Sensoren, die dauerhaft am Oberarm kleben, hätten das Messen zwar vereinfacht, «aber die messen am falschen Ort, nämlich im Unterhaut-Fettgewebe.» Dadurch hinke der Messwert dem eigentlichen Blutzuckerwert immer etwas hinterher. 

Dieses «etwas Hinterherhinken» kann fatal sein, weil der Blutzucker manchmal rasend schnell ins Bodenlose fällt und Betroffene nicht mehr rechtzeitig reagieren können.

Als Arzt merkt Christoph Stettler, wenn seine Patienten und Patientinnen knappe Blutzuckerwerte haben, und zwar an der Stimme: «Da mein eigener Vater Diabetiker ist, sind mir solche Stimmveränderungen seit Kindesbeinen vertraut.» 

So ist er auf die Idee gekommen, die Stimme als Warnsystem zu nutzen, und tat sich mit dem CSEM zusammen.  

Den Unterschied erkennen – die KI kann es

Im Labor schlüsselten die Forschenden die Stimmen von Diabetikern auf - nach Höhe des Tons, Rhythmus, Präzision in der Aussprache etc.

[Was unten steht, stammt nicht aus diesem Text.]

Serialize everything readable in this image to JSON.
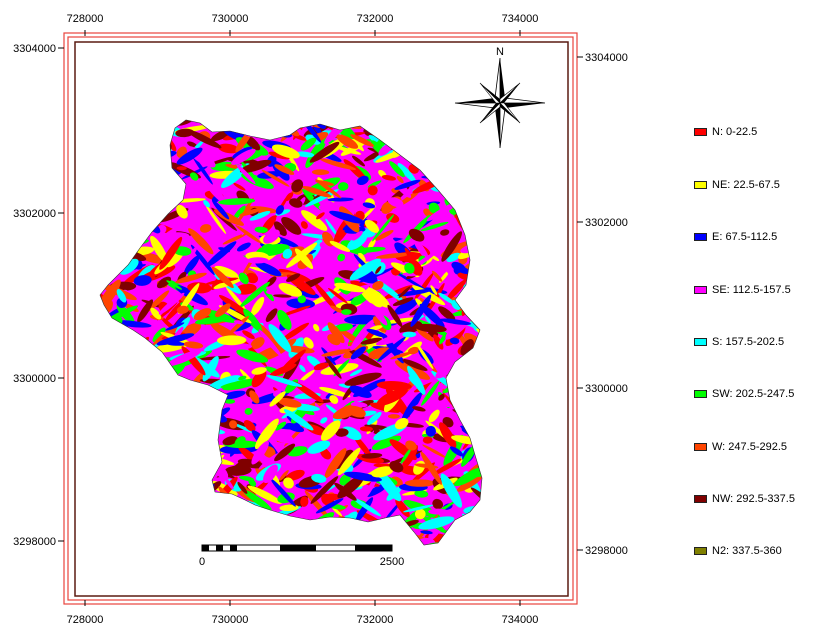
{
  "map": {
    "top_ticks": [
      "728000",
      "730000",
      "732000",
      "734000"
    ],
    "bottom_ticks": [
      "728000",
      "730000",
      "732000",
      "734000"
    ],
    "left_ticks": [
      "3304000",
      "3302000",
      "3300000",
      "3298000"
    ],
    "right_ticks": [
      "3304000",
      "3302000",
      "3300000",
      "3298000"
    ],
    "north_label": "N",
    "scale_bar": {
      "start_label": "0",
      "end_label": "2500"
    },
    "frame_color": "#e8443c",
    "inner_frame_color": "#5a1a10"
  },
  "legend": {
    "items": [
      {
        "label": "N: 0-22.5",
        "color": "#ff0000"
      },
      {
        "label": "NE: 22.5-67.5",
        "color": "#ffff00"
      },
      {
        "label": "E: 67.5-112.5",
        "color": "#0000ff"
      },
      {
        "label": "SE: 112.5-157.5",
        "color": "#ff00ff"
      },
      {
        "label": "S: 157.5-202.5",
        "color": "#00ffff"
      },
      {
        "label": "SW: 202.5-247.5",
        "color": "#00ff00"
      },
      {
        "label": "W: 247.5-292.5",
        "color": "#ff4500"
      },
      {
        "label": "NW: 292.5-337.5",
        "color": "#800000"
      },
      {
        "label": "N2: 337.5-360",
        "color": "#808000"
      }
    ]
  }
}
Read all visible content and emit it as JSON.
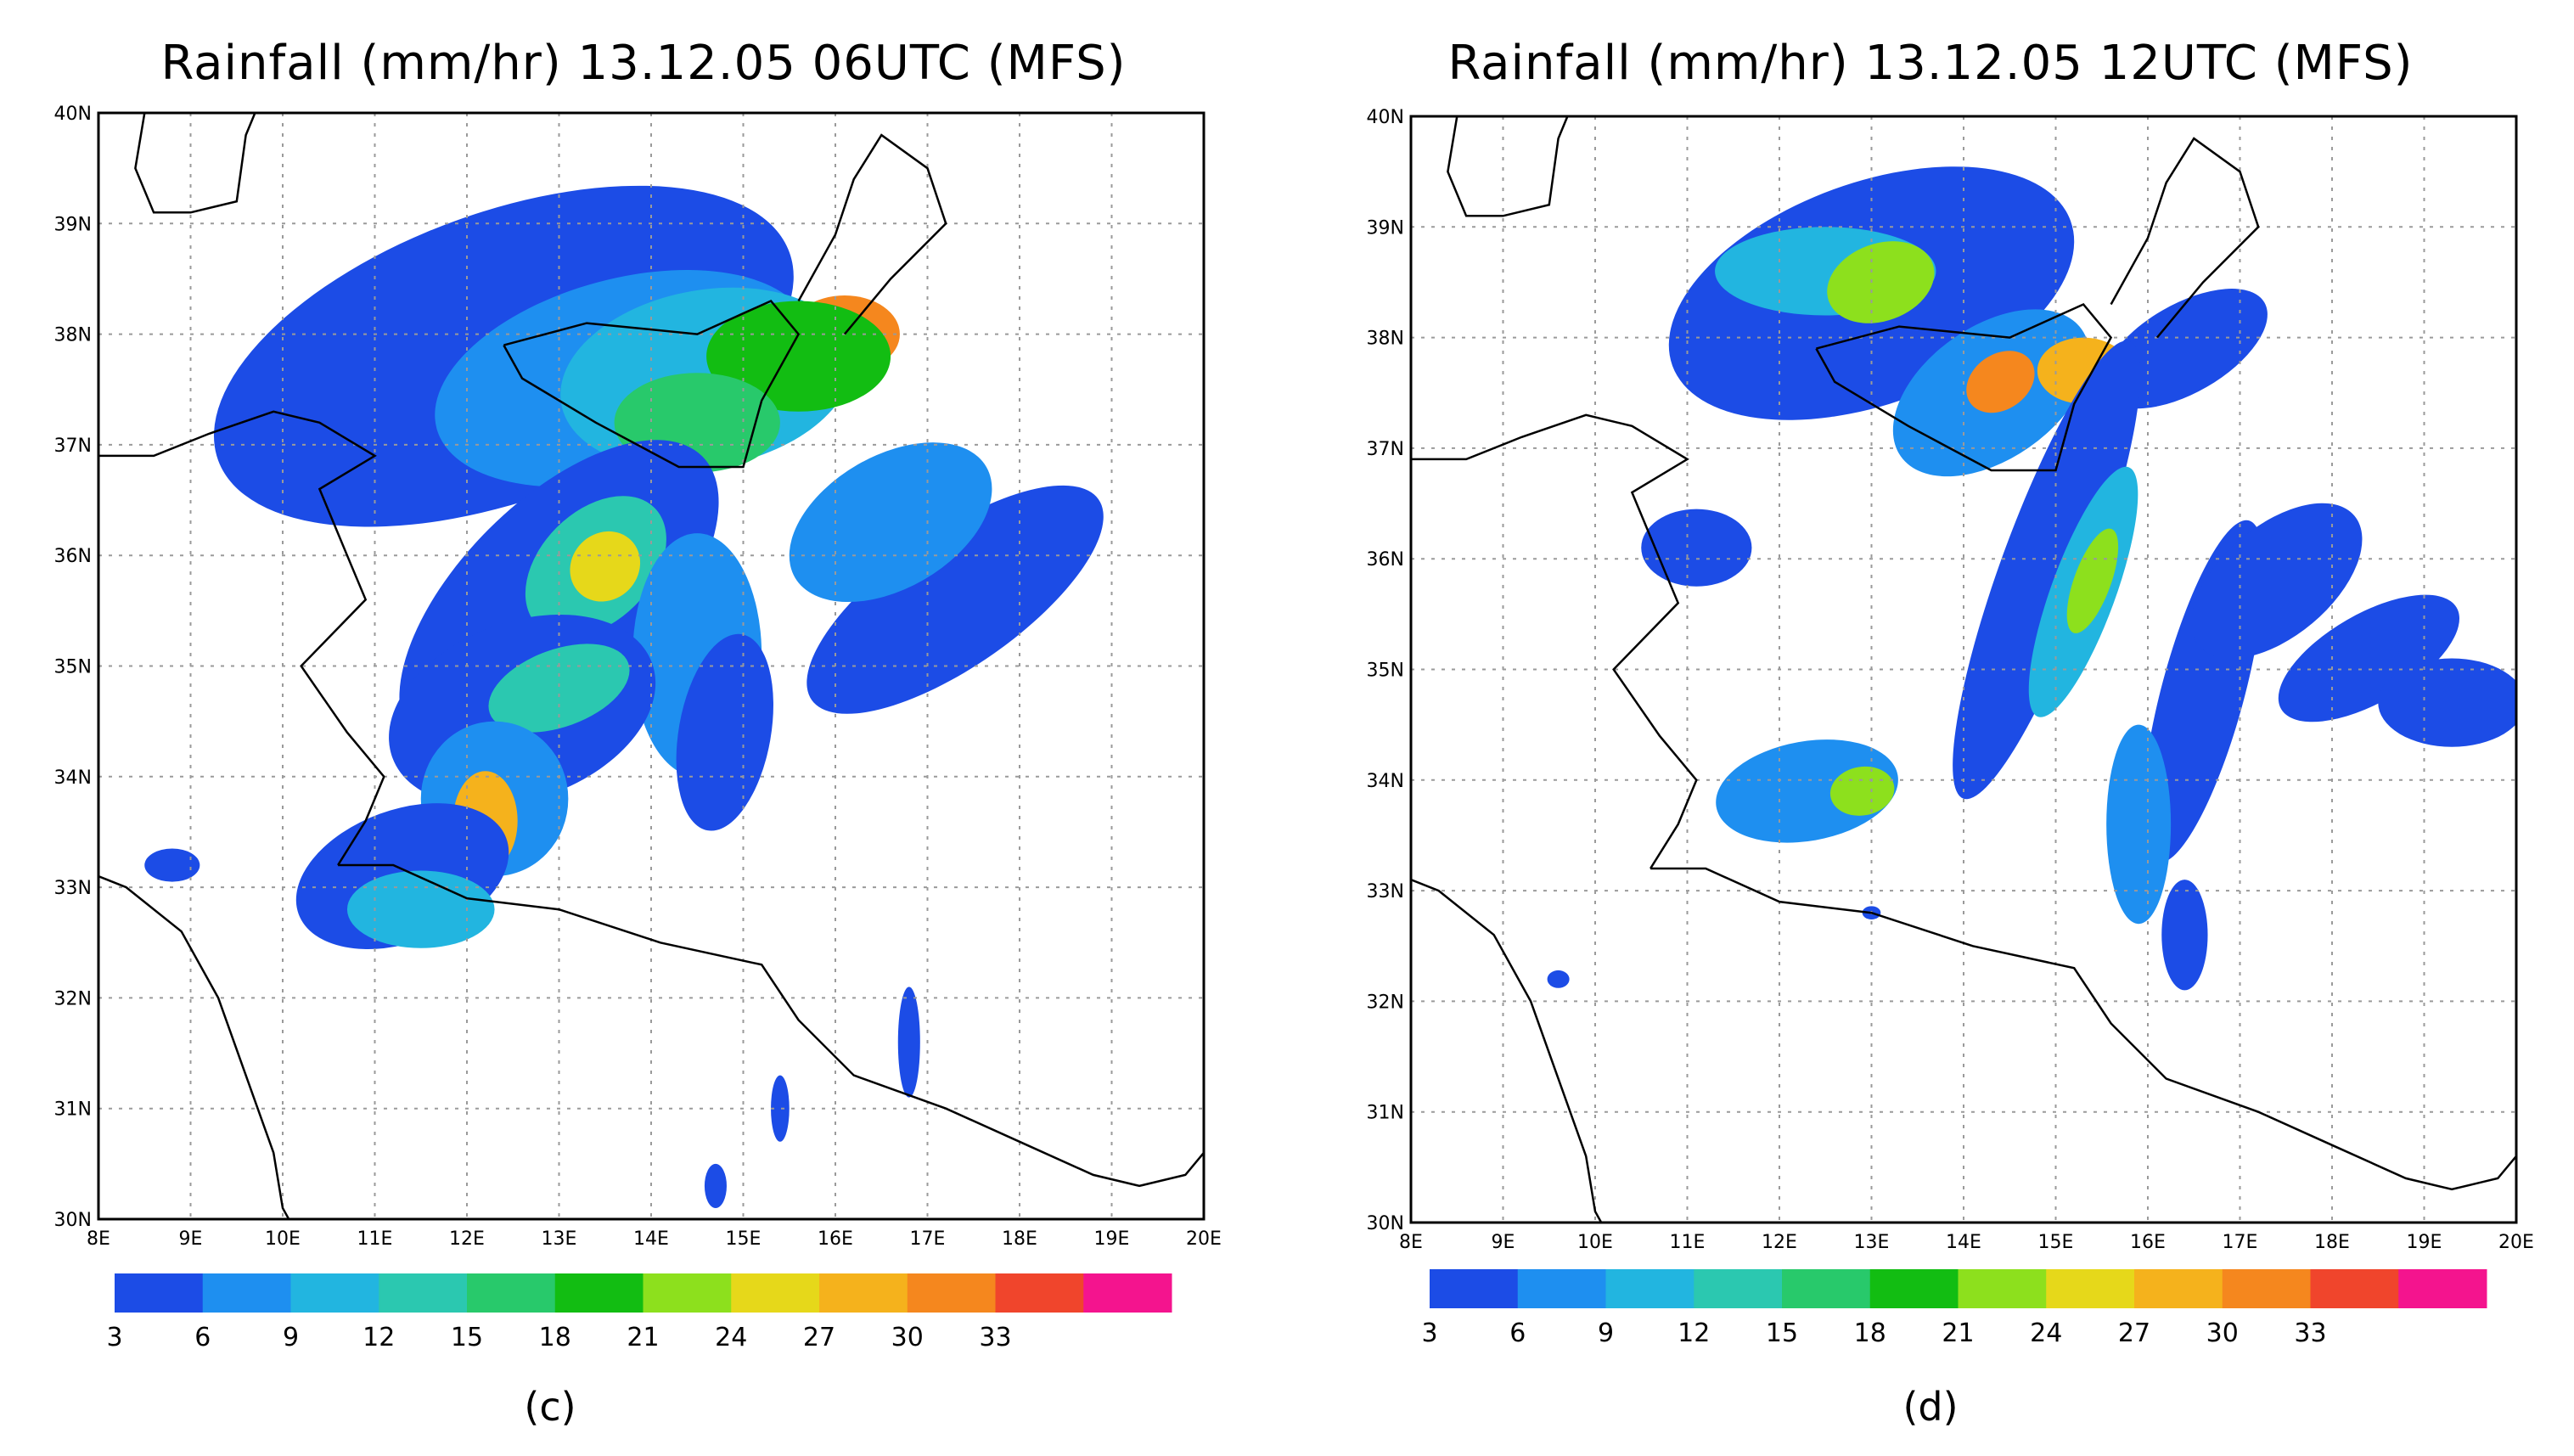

Die Probandinnen und Probanden mussten gewisse Tonabfolgen oder Textabschnitte zweimal vortragen: im normalen und im unterzuckerten Zustand.«Dank Machine Learning und Künstlicher Intelligenz konnten wir Unterschiede feststellen», sagt Christoph Stettler. 

Auf dem Bild ist ein Mann mit Brille zu sehen.
Legende: Auch bei Epilepsie können Wearables helfen: Ein an der Brille befestigter Chip misst kontinuierlich die Hirnströme. So können Menschen mit Epilepsie vor Anfällen gewarnt werden. ZVG

Diese seien bei manchen Probanden sehr deutlich, bei anderen kaum hörbar. Der Algorithmus jedoch, der registriere die Unterschiede immer – zumindest in der Pilotstudie. Im nächsten Schritt will die Forschungsgruppe das Ganze im normalen Alltag testen, mit seinen vielen Störgeräuschen. 

Und wenn all diese Hürden genommen sind? Dann, sagt Christoph Stettler, wäre es durchaus denkbar, dass das Smartphone eines Tages Betroffene warnen könnte: «Hey, du bist hypoglykämisch! Setz dich hin und iss etwas Süsses!»